Less bureaucrats and less politicians means less corruption.
qatzelok 10:32 on 2013/02/02 Permalink
Steve: “Less bureaucrats and less politicians means less corruption.”
Tell that to the banks. They also argued that “less red tape” was “better.” And then they went on a fraud binge.
Jack 11:15 on 2013/02/02 Permalink
@Steve Quillam put down that Quebecor-Sun News product. It will hurt your head.
Ian 12:06 on 2013/02/02 Permalink
@Lutz – “je ne connais pas la culture policière, mais lorsqu’on veut les punir, on les retire de la circulation et on les met au ‘paper work’: je doute que l’aspiration des jeunes (et moins jeunes) policiers soit de combattre le crime ‘de cols blancs’…” Seriously? You think that because enforcing the law is too boring for the cops even though that is actually their job to do so, instead of making them actually oh, I don’t know – do their job, you think we need to hire a whole stack of bureaucrats. If your attitude is symptomatic it’s no wonder so many people perceive city bureaucracy as wasteful.

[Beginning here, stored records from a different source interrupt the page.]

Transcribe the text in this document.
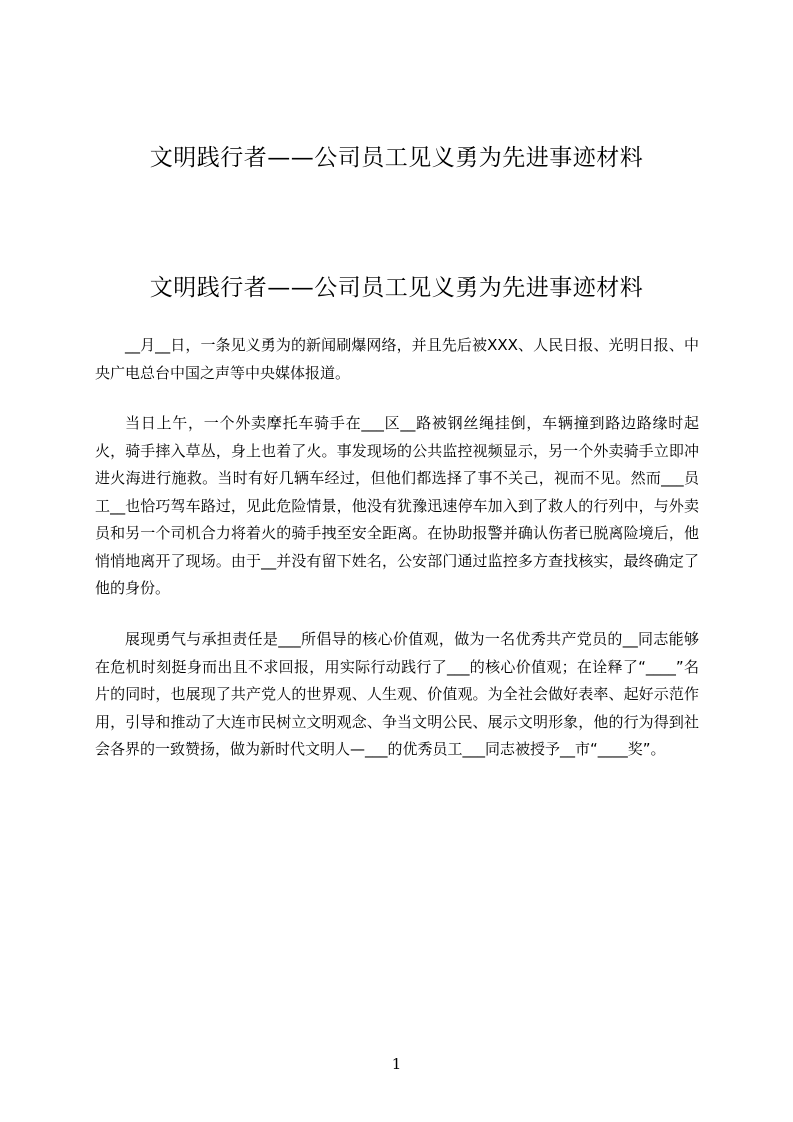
文明践行者——公司员工见义勇为先进事迹材料
文明践行者——公司员工见义勇为先进事迹材料

__月__日，一条见义勇为的新闻刷爆网络，并且先后被XXX、人民日报、光明日报、中央广电总台中国之声等中央媒体报道。

当日上午，一个外卖摩托车骑手在___区__路被钢丝绳挂倒，车辆撞到路边路缘时起火，骑手摔入草丛，身上也着了火。事发现场的公共监控视频显示，另一个外卖骑手立即冲进火海进行施救。当时有好几辆车经过，但他们都选择了事不关己，视而不见。然而___员工__也恰巧驾车路过，见此危险情景，他没有犹豫迅速停车加入到了救人的行列中，与外卖员和另一个司机合力将着火的骑手拽至安全距离。在协助报警并确认伤者已脱离险境后，他悄悄地离开了现场。由于__并没有留下姓名，公安部门通过监控多方查找核实，最终确定了他的身份。

展现勇气与承担责任是___所倡导的核心价值观，做为一名优秀共产党员的__同志能够在危机时刻挺身而出且不求回报，用实际行动践行了___的核心价值观；在诠释了“____”名片的同时，也展现了共产党人的世界观、人生观、价值观。为全社会做好表率、起好示范作用，引导和推动了大连市民树立文明观念、争当文明公民、展示文明形象，他的行为得到社会各界的一致赞扬，做为新时代文明人—___的优秀员工___同志被授予__市“____奖”。

1
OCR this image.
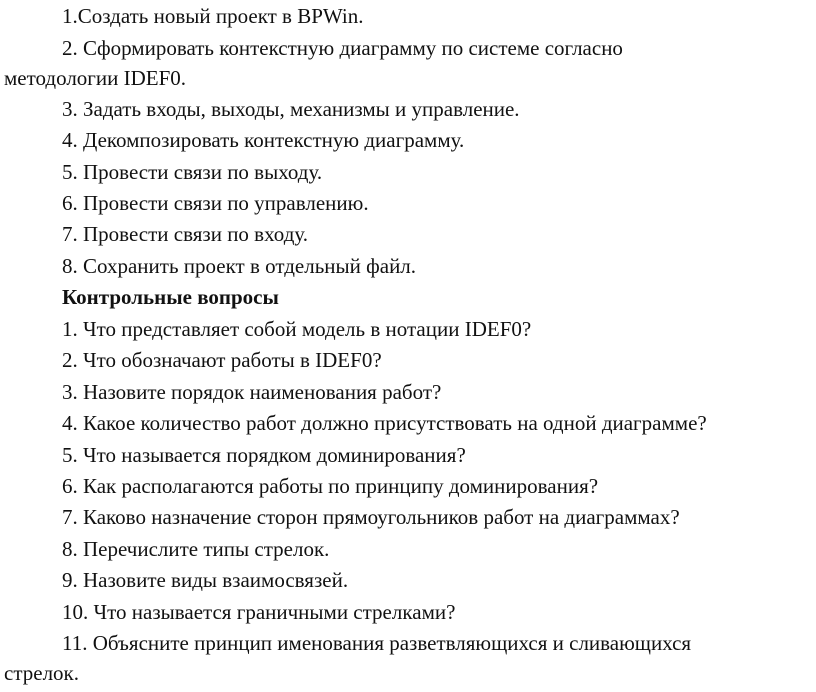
1.Создать новый проект в BPWin.
2. Сформировать контекстную диаграмму по системе согласно
методологии IDEF0.
3. Задать входы, выходы, механизмы и управление.
4. Декомпозировать контекстную диаграмму.
5. Провести связи по выходу.
6. Провести связи по управлению.
7. Провести связи по входу.
8. Сохранить проект в отдельный файл.
Контрольные вопросы
1. Что представляет собой модель в нотации IDEF0?
2. Что обозначают работы в IDEF0?
3. Назовите порядок наименования работ?
4. Какое количество работ должно присутствовать на одной диаграмме?
5. Что называется порядком доминирования?
6. Как располагаются работы по принципу доминирования?
7. Каково назначение сторон прямоугольников работ на диаграммах?
8. Перечислите типы стрелок.
9. Назовите виды взаимосвязей.
10. Что называется граничными стрелками?
11. Объясните принцип именования разветвляющихся и сливающихся
стрелок.
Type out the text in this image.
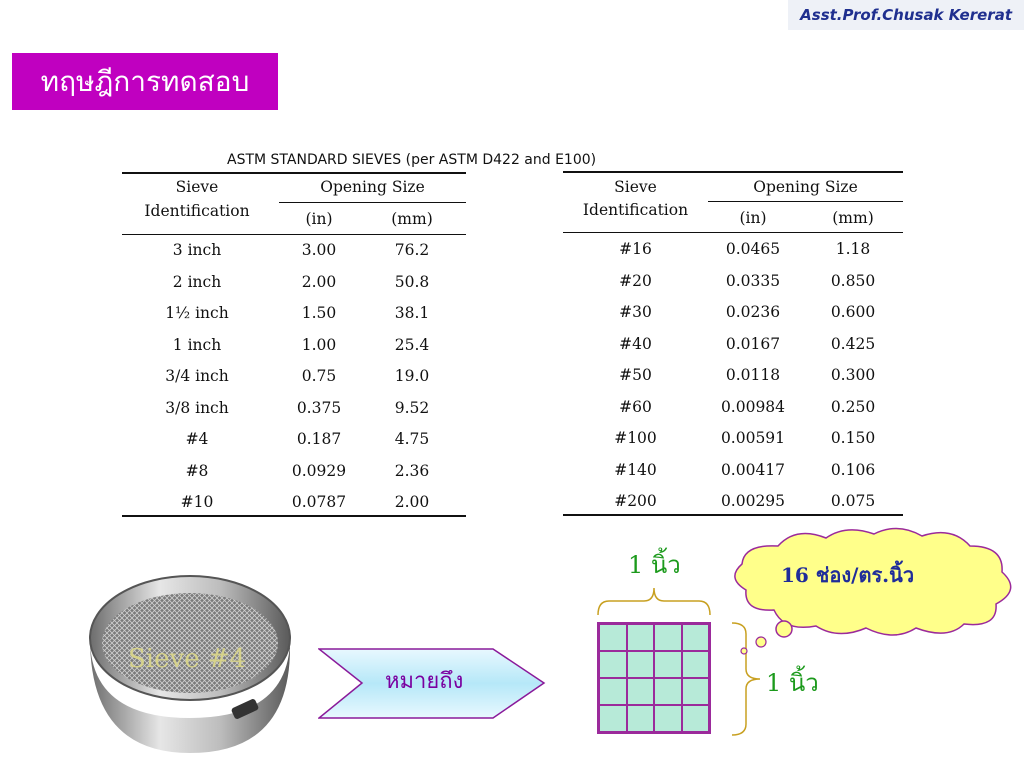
Asst.Prof.Chusak Kererat
ทฤษฎีการทดสอบ
ASTM STANDARD SIEVES (per ASTM D422 and E100)
Sieve
Identification
Opening Size
(in)	(mm)
3 inch	3.00	76.2
2 inch	2.00	50.8
1½ inch	1.50	38.1
1 inch	1.00	25.4
3/4 inch	0.75	19.0
3/8 inch	0.375	9.52
#4	0.187	4.75
#8	0.0929	2.36
#10	0.0787	2.00
Sieve
Identification
Opening Size
(in)	(mm)
#16	0.0465	1.18
#20	0.0335	0.850
#30	0.0236	0.600
#40	0.0167	0.425
#50	0.0118	0.300
#60	0.00984	0.250
#100	0.00591	0.150
#140	0.00417	0.106
#200	0.00295	0.075
Sieve #4
หมายถึง
1 นิ้ว
1 นิ้ว
16 ช่อง/ตร.นิ้ว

Kate 12:23 on 2013/02/02 Permalink
We should know more about the squad. I should think you’d want some forensic accountants, a couple of lawyers, and some cops, to bridge the knowledge spectrum.

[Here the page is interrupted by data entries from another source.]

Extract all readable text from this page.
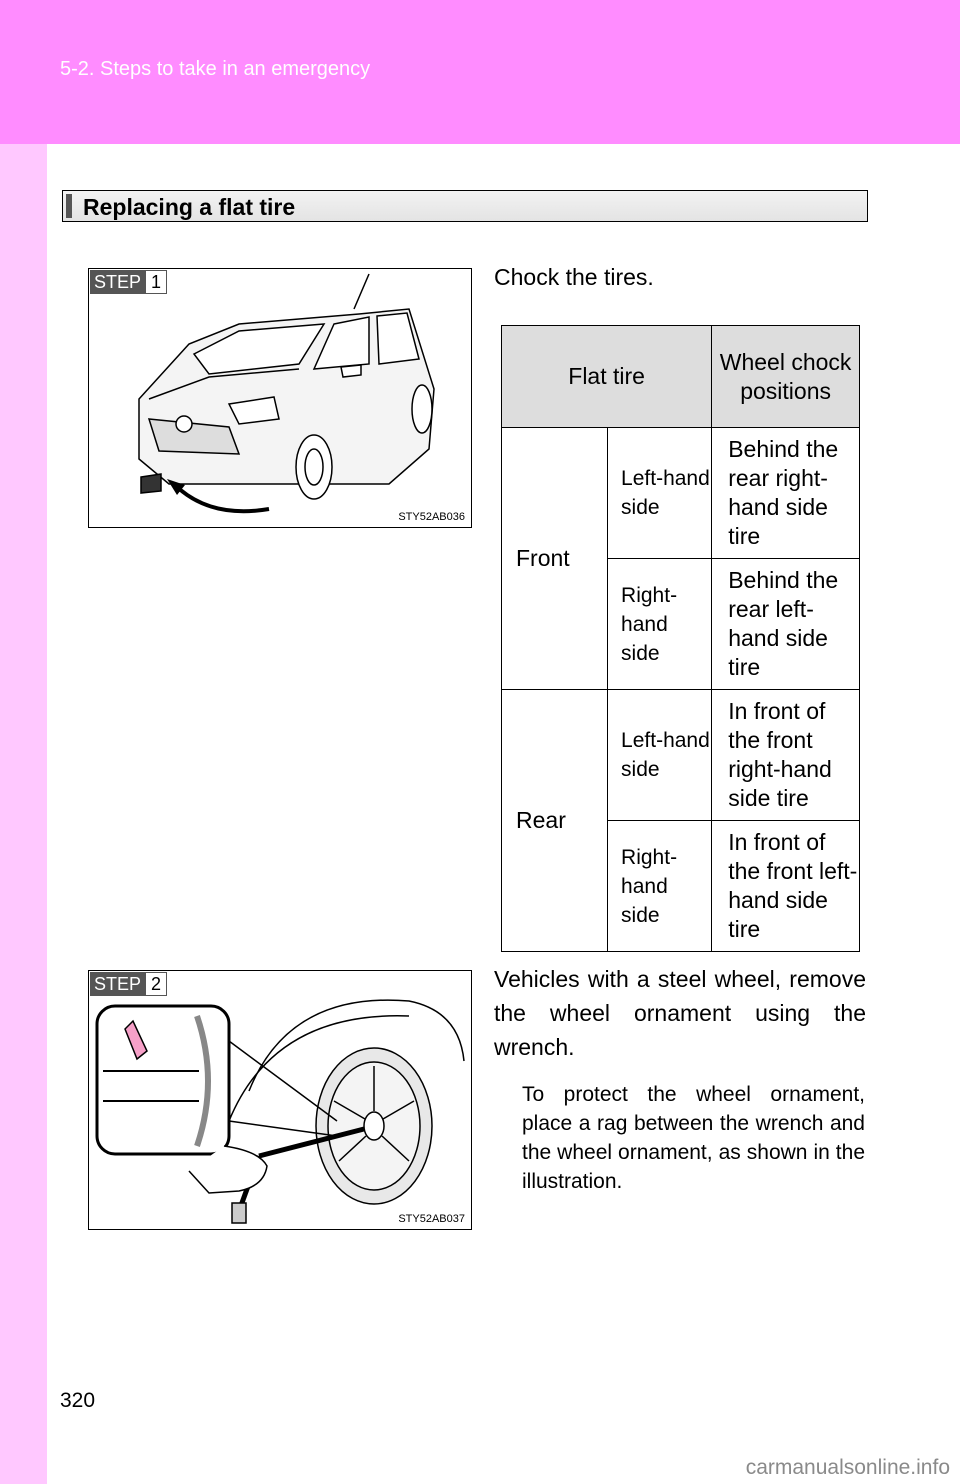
5-2. Steps to take in an emergency
Replacing a flat tire
STEP 1
STY52AB036
Chock the tires.
Flat tire		Wheel chock positions
Front	Left-hand side	Behind the rear right-hand side tire
	Right-hand side	Behind the rear left-hand side tire
Rear	Left-hand side	In front of the front right-hand side tire
	Right-hand side	In front of the front left-hand side tire
STEP 2
STY52AB037
Vehicles with a steel wheel, remove the wheel ornament using the wrench.
To protect the wheel ornament, place a rag between the wrench and the wheel ornament, as shown in the illustration.
320
carmanualsonline.info
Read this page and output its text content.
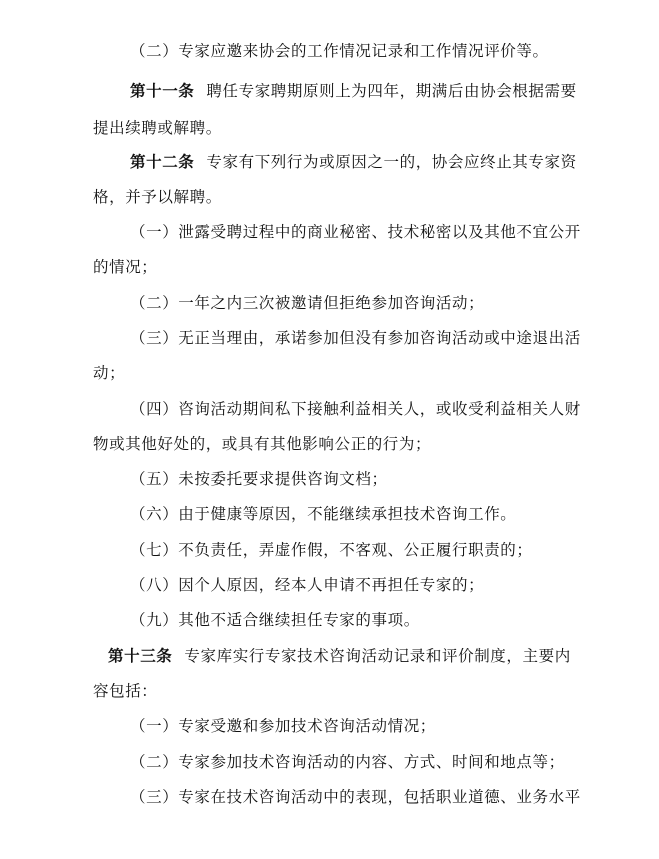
（二）专家应邀来协会的工作情况记录和工作情况评价等。
第十一条 聘任专家聘期原则上为四年，期满后由协会根据需要
提出续聘或解聘。
第十二条 专家有下列行为或原因之一的，协会应终止其专家资
格，并予以解聘。
（一）泄露受聘过程中的商业秘密、技术秘密以及其他不宜公开
的情况；
（二）一年之内三次被邀请但拒绝参加咨询活动；
（三）无正当理由，承诺参加但没有参加咨询活动或中途退出活
动；
（四）咨询活动期间私下接触利益相关人，或收受利益相关人财
物或其他好处的，或具有其他影响公正的行为；
（五）未按委托要求提供咨询文档；
（六）由于健康等原因，不能继续承担技术咨询工作。
（七）不负责任，弄虚作假，不客观、公正履行职责的；
（八）因个人原因，经本人申请不再担任专家的；
（九）其他不适合继续担任专家的事项。
第十三条 专家库实行专家技术咨询活动记录和评价制度，主要内
容包括：
（一）专家受邀和参加技术咨询活动情况；
（二）专家参加技术咨询活动的内容、方式、时间和地点等；
（三）专家在技术咨询活动中的表现，包括职业道德、业务水平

A major problem at city hall (as in the provincial highway department) has been that the theories of neoliberalism put all the expertise in private hands, leaving the government – supposedly there to protect the citizen – powerless to counter the invoices and claims made by private industry. It may be painful and expensive to hire back some of the knowledge onto the public side.
Ian 13:06 on 2013/02/02 Permalink
Oh, like these guys? http://www.rcmp-grc.gc.ca/ccb-sddc/index-eng.htm
Kate 15:53 on 2013/02/02 Permalink
On a smaller scale, yes. But I’m afraid we’ve got a bunch of squads now that will later be discovered to be ill equipped for the task, unable to cooperate with each other, and will eventually be shown to allow corrupt deals to be made anyway.
It’s hard to stop being cynical once you’ve started.